SURGA
Nabi saw., kemudian, menuju ke (tepi) Sungai al-Kautsar, (mengikuti aliran airnya), hingga masuk ke dalam surga. Terhamparlah di sana apa yang tidak pernah dilihat oleh mata, tidak pernah didengar oleh telinga, dan tidak pernah melintas di hati siapapun.
Di gerbang Surga, Nabi saw. melihat tulisan, “Sedekah (akan diganjar) dengan sepuluh kali lipat kebajikan sejenis, sedangkan menghutangkan (akan dibalas) dengan delapan belas kali lipat.”

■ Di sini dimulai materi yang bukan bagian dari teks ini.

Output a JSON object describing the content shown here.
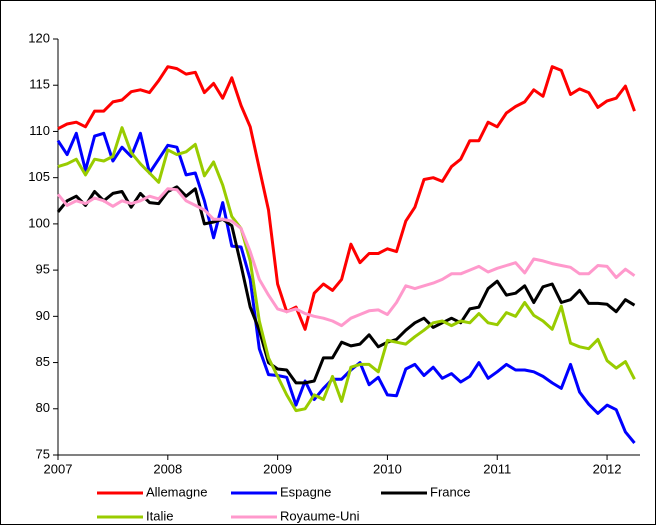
{
  "chart_data": {
    "type": "line",
    "x": [
      2007,
      2007.083,
      2007.167,
      2007.25,
      2007.333,
      2007.417,
      2007.5,
      2007.583,
      2007.667,
      2007.75,
      2007.833,
      2007.917,
      2008,
      2008.083,
      2008.167,
      2008.25,
      2008.333,
      2008.417,
      2008.5,
      2008.583,
      2008.667,
      2008.75,
      2008.833,
      2008.917,
      2009,
      2009.083,
      2009.167,
      2009.25,
      2009.333,
      2009.417,
      2009.5,
      2009.583,
      2009.667,
      2009.75,
      2009.833,
      2009.917,
      2010,
      2010.083,
      2010.167,
      2010.25,
      2010.333,
      2010.417,
      2010.5,
      2010.583,
      2010.667,
      2010.75,
      2010.833,
      2010.917,
      2011,
      2011.083,
      2011.167,
      2011.25,
      2011.333,
      2011.417,
      2011.5,
      2011.583,
      2011.667,
      2011.75,
      2011.833,
      2011.917,
      2012,
      2012.083,
      2012.167,
      2012.25
    ],
    "series": [
      {
        "name": "Allemagne",
        "color": "#ff0000",
        "values": [
          110.3,
          110.8,
          111,
          110.5,
          112.2,
          112.2,
          113.2,
          113.4,
          114.3,
          114.5,
          114.2,
          115.5,
          117,
          116.8,
          116.2,
          116.4,
          114.2,
          115.2,
          113.6,
          115.8,
          112.8,
          110.5,
          106,
          101.5,
          93.5,
          90.5,
          91,
          88.6,
          92.5,
          93.5,
          92.8,
          94,
          97.8,
          95.8,
          96.8,
          96.8,
          97.3,
          97,
          100.3,
          101.8,
          104.8,
          105,
          104.6,
          106.2,
          107,
          109,
          109,
          111,
          110.5,
          112,
          112.7,
          113.2,
          114.5,
          113.8,
          117,
          116.6,
          114,
          114.6,
          114.2,
          112.6,
          113.3,
          113.6,
          114.9,
          112.2
        ]
      },
      {
        "name": "Espagne",
        "color": "#0000ff",
        "values": [
          109,
          107.5,
          109.8,
          105.8,
          109.5,
          109.8,
          106.8,
          108.3,
          107.3,
          109.8,
          105.5,
          107,
          108.5,
          108.3,
          105.3,
          105.5,
          102.5,
          98.5,
          102.3,
          97.6,
          97.5,
          94,
          86.5,
          83.7,
          83.6,
          83.4,
          80.4,
          83,
          81,
          82.2,
          83.2,
          83.2,
          84.2,
          85,
          82.6,
          83.4,
          81.5,
          81.4,
          84.3,
          84.8,
          83.6,
          84.5,
          83.3,
          83.8,
          82.9,
          83.5,
          85,
          83.3,
          84,
          84.8,
          84.2,
          84.2,
          84,
          83.5,
          82.8,
          82.2,
          84.8,
          81.8,
          80.5,
          79.5,
          80.4,
          79.9,
          77.5,
          76.3
        ]
      },
      {
        "name": "France",
        "color": "#000000",
        "values": [
          101.3,
          102.5,
          103,
          102,
          103.5,
          102.5,
          103.3,
          103.5,
          101.8,
          103.3,
          102.3,
          102.2,
          103.5,
          104,
          103,
          103.8,
          100,
          100.2,
          100.5,
          99.8,
          95.5,
          91,
          88.5,
          85,
          84.3,
          84.2,
          82.8,
          82.8,
          83,
          85.5,
          85.5,
          87.2,
          86.8,
          87,
          88,
          86.7,
          87.2,
          87.5,
          88.5,
          89.3,
          89.8,
          88.8,
          89.3,
          89.8,
          89.3,
          90.8,
          91,
          93,
          93.8,
          92.3,
          92.5,
          93.3,
          91.5,
          93.2,
          93.5,
          91.5,
          91.8,
          92.8,
          91.4,
          91.4,
          91.3,
          90.5,
          91.8,
          91.2
        ]
      },
      {
        "name": "Italie",
        "color": "#99cc00",
        "values": [
          106.2,
          106.5,
          107,
          105.3,
          107,
          106.8,
          107.3,
          110.4,
          107.7,
          106.5,
          105.5,
          104.5,
          108,
          107.5,
          107.8,
          108.6,
          105.2,
          106.7,
          104.2,
          100.8,
          99.5,
          96,
          89.5,
          85.5,
          83.5,
          81.5,
          79.8,
          80,
          81.5,
          81,
          83.5,
          80.8,
          84.5,
          84.8,
          84.8,
          84,
          87.4,
          87.2,
          87,
          87.8,
          88.5,
          89.3,
          89.5,
          89,
          89.5,
          89.3,
          90.3,
          89.3,
          89.1,
          90.4,
          90,
          91.5,
          90.1,
          89.5,
          88.6,
          91.1,
          87.1,
          86.7,
          86.5,
          87.5,
          85.2,
          84.4,
          85.1,
          83.2
        ]
      },
      {
        "name": "Royaume-Uni",
        "color": "#ff99cc",
        "values": [
          103.2,
          102,
          102.5,
          102.2,
          102.8,
          102.5,
          101.9,
          102.5,
          102.2,
          102.5,
          103,
          102.7,
          103.8,
          103.7,
          102.5,
          102,
          101.5,
          100.5,
          100.5,
          100.3,
          99.5,
          97,
          94,
          92.3,
          90.8,
          90.5,
          90.8,
          90.3,
          90,
          89.8,
          89.5,
          89,
          89.8,
          90.2,
          90.6,
          90.7,
          90.2,
          91.5,
          93.3,
          93,
          93.3,
          93.6,
          94,
          94.6,
          94.6,
          95,
          95.4,
          94.8,
          95.2,
          95.5,
          95.8,
          94.7,
          96.2,
          96,
          95.7,
          95.5,
          95.3,
          94.6,
          94.6,
          95.5,
          95.4,
          94.2,
          95.1,
          94.4
        ]
      }
    ],
    "xlim": [
      2007,
      2012.3
    ],
    "xticks": [
      2007,
      2008,
      2009,
      2010,
      2011,
      2012
    ],
    "ylim": [
      75,
      120
    ],
    "yticks": [
      75,
      80,
      85,
      90,
      95,
      100,
      105,
      110,
      115,
      120
    ],
    "grid": false,
    "legend": "bottom"
  }
}
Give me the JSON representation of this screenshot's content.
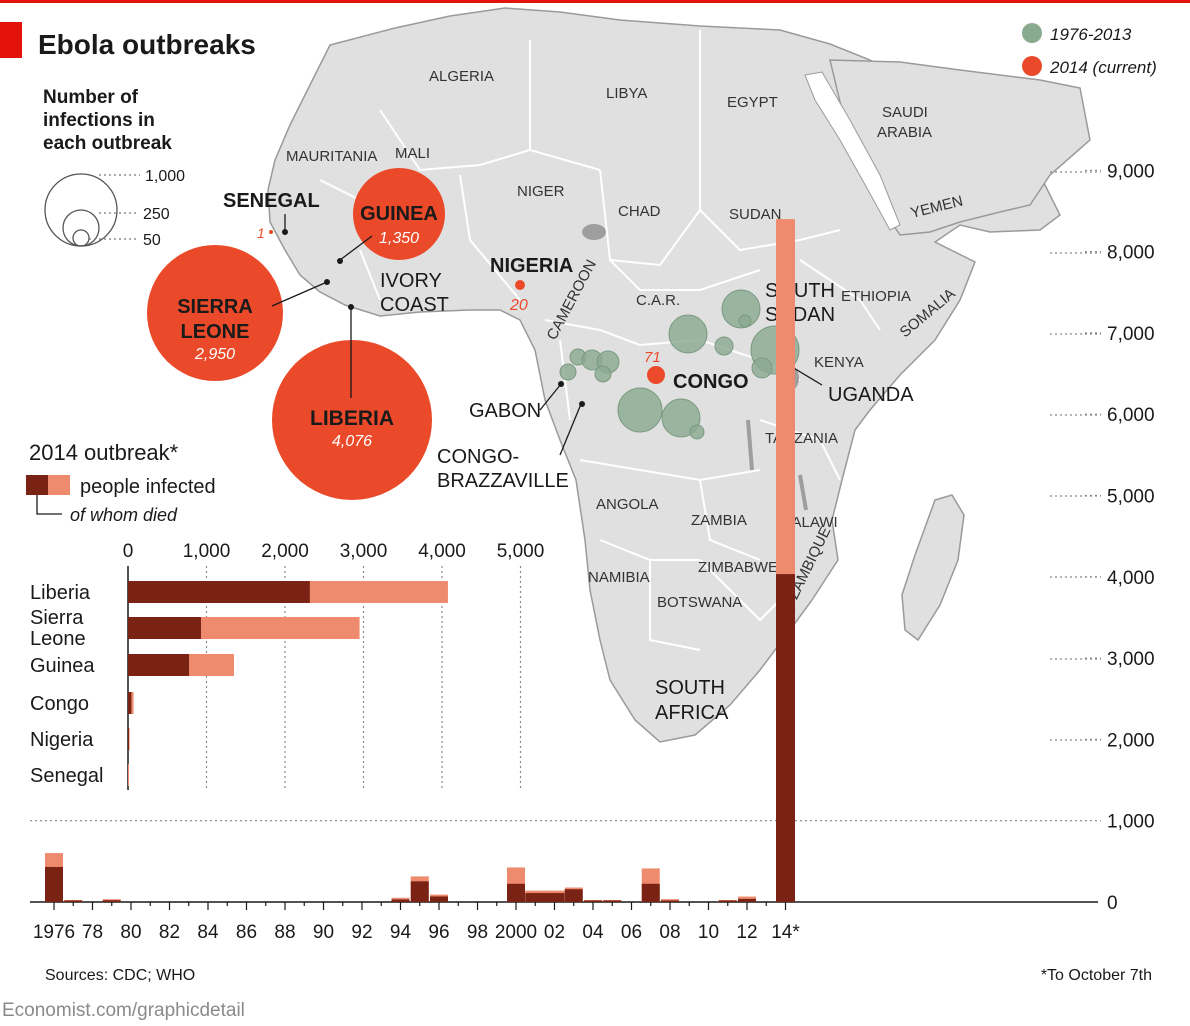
{
  "title": "Ebola outbreaks",
  "legend": {
    "historic_label": "1976-2013",
    "current_label": "2014 (current)",
    "historic_color": "#8aaa90",
    "current_color": "#ea4a2a"
  },
  "size_key": {
    "heading": [
      "Number of",
      "infections in",
      "each outbreak"
    ],
    "values": [
      "1,000",
      "250",
      "50"
    ]
  },
  "map_labels": {
    "regions": [
      "ALGERIA",
      "LIBYA",
      "EGYPT",
      "SAUDI",
      "ARABIA",
      "MAURITANIA",
      "MALI",
      "NIGER",
      "CHAD",
      "SUDAN",
      "YEMEN",
      "ETHIOPIA",
      "SOMALIA",
      "C.A.R.",
      "CAMEROON",
      "KENYA",
      "TANZANIA",
      "ANGOLA",
      "ZAMBIA",
      "MALAWI",
      "MOZAMBIQUE",
      "NAMIBIA",
      "ZIMBABWE",
      "BOTSWANA"
    ],
    "ivory_coast": [
      "IVORY",
      "COAST"
    ],
    "south_africa": [
      "SOUTH",
      "AFRICA"
    ],
    "south_sudan": [
      "SOUTH",
      "SUDAN"
    ],
    "uganda": "UGANDA",
    "gabon": "GABON",
    "congo_brazzaville": [
      "CONGO-",
      "BRAZZAVILLE"
    ]
  },
  "outbreaks_2014": [
    {
      "name": "GUINEA",
      "count": "1,350"
    },
    {
      "name_lines": [
        "SIERRA",
        "LEONE"
      ],
      "count": "2,950"
    },
    {
      "name": "LIBERIA",
      "count": "4,076"
    },
    {
      "name": "NIGERIA",
      "count": "20"
    },
    {
      "name": "CONGO",
      "count": "71"
    },
    {
      "name": "SENEGAL",
      "count": "1"
    }
  ],
  "bar_legend": {
    "heading": "2014 outbreak*",
    "infected": "people infected",
    "died": "of whom died"
  },
  "chart_data": [
    {
      "type": "bar",
      "orientation": "horizontal",
      "title": "2014 outbreak*",
      "categories": [
        "Liberia",
        "Sierra Leone",
        "Guinea",
        "Congo",
        "Nigeria",
        "Senegal"
      ],
      "category_lines": [
        [
          "Liberia"
        ],
        [
          "Sierra",
          "Leone"
        ],
        [
          "Guinea"
        ],
        [
          "Congo"
        ],
        [
          "Nigeria"
        ],
        [
          "Senegal"
        ]
      ],
      "series": [
        {
          "name": "people infected",
          "values": [
            4076,
            2950,
            1350,
            71,
            20,
            1
          ]
        },
        {
          "name": "of whom died",
          "values": [
            2316,
            930,
            778,
            43,
            8,
            0
          ]
        }
      ],
      "xlim": [
        0,
        5000
      ],
      "ticks": [
        0,
        1000,
        2000,
        3000,
        4000,
        5000
      ],
      "tick_labels": [
        "0",
        "1,000",
        "2,000",
        "3,000",
        "4,000",
        "5,000"
      ],
      "colors": {
        "infected": "#ee8b6e",
        "died": "#7a2315"
      }
    },
    {
      "type": "bar",
      "orientation": "vertical",
      "stacked": "overlay",
      "x": [
        1976,
        1977,
        1979,
        1994,
        1995,
        1996,
        2000,
        2001,
        2002,
        2003,
        2004,
        2005,
        2007,
        2008,
        2011,
        2012,
        2014
      ],
      "infected": [
        602,
        1,
        34,
        52,
        315,
        91,
        425,
        140,
        140,
        178,
        17,
        12,
        413,
        35,
        1,
        67,
        8400
      ],
      "died": [
        431,
        1,
        22,
        31,
        254,
        68,
        224,
        110,
        110,
        157,
        7,
        10,
        224,
        14,
        1,
        38,
        4033
      ],
      "ylim": [
        0,
        9000
      ],
      "y_ticks": [
        0,
        1000,
        2000,
        3000,
        4000,
        5000,
        6000,
        7000,
        8000,
        9000
      ],
      "y_tick_labels": [
        "0",
        "1,000",
        "2,000",
        "3,000",
        "4,000",
        "5,000",
        "6,000",
        "7,000",
        "8,000",
        "9,000"
      ],
      "x_tick_labels": [
        "1976",
        "78",
        "80",
        "82",
        "84",
        "86",
        "88",
        "90",
        "92",
        "94",
        "96",
        "98",
        "2000",
        "02",
        "04",
        "06",
        "08",
        "10",
        "12",
        "14*"
      ],
      "colors": {
        "infected": "#ee8b6e",
        "died": "#7a2315"
      }
    }
  ],
  "sources": "Sources: CDC; WHO",
  "footnote": "*To October 7th",
  "credit": "Economist.com/graphicdetail"
}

Nabi saw. bertanya, “Wahai Jibrīl, kenapa menghutangkan lebih utama dari sedekah?” Jibrīl menjawab: “Karena seorang peminta, saat ia meminta, maka memiliki sesuatu pada dirinya, sedangkan orang yang berhutang, tidak akan berhutang kecuali karena kebutuhan.”
Nabi saw., kemudian, berjalan kembali. Tampaklah sungai-sungai susu yang rasanya tidak akan berubah, sungai-sungai khamr yang (terasa) lezat bagi peminum-peminumnya, dan sungai-sungai madu yang murni.
Tampak pula di sana kubah-kubah mutiara yang batu-batu delimanya laksana ember-ember besar (yang menaungi kenikmatan yang dianugerahkan kepada penghuninya dengan limpahan anugerah kenikmatan yang tidak pernah dilihat oleh mata, tidak pernah didengar oleh telinga, dan tidak pernah melintas di hati siapapun).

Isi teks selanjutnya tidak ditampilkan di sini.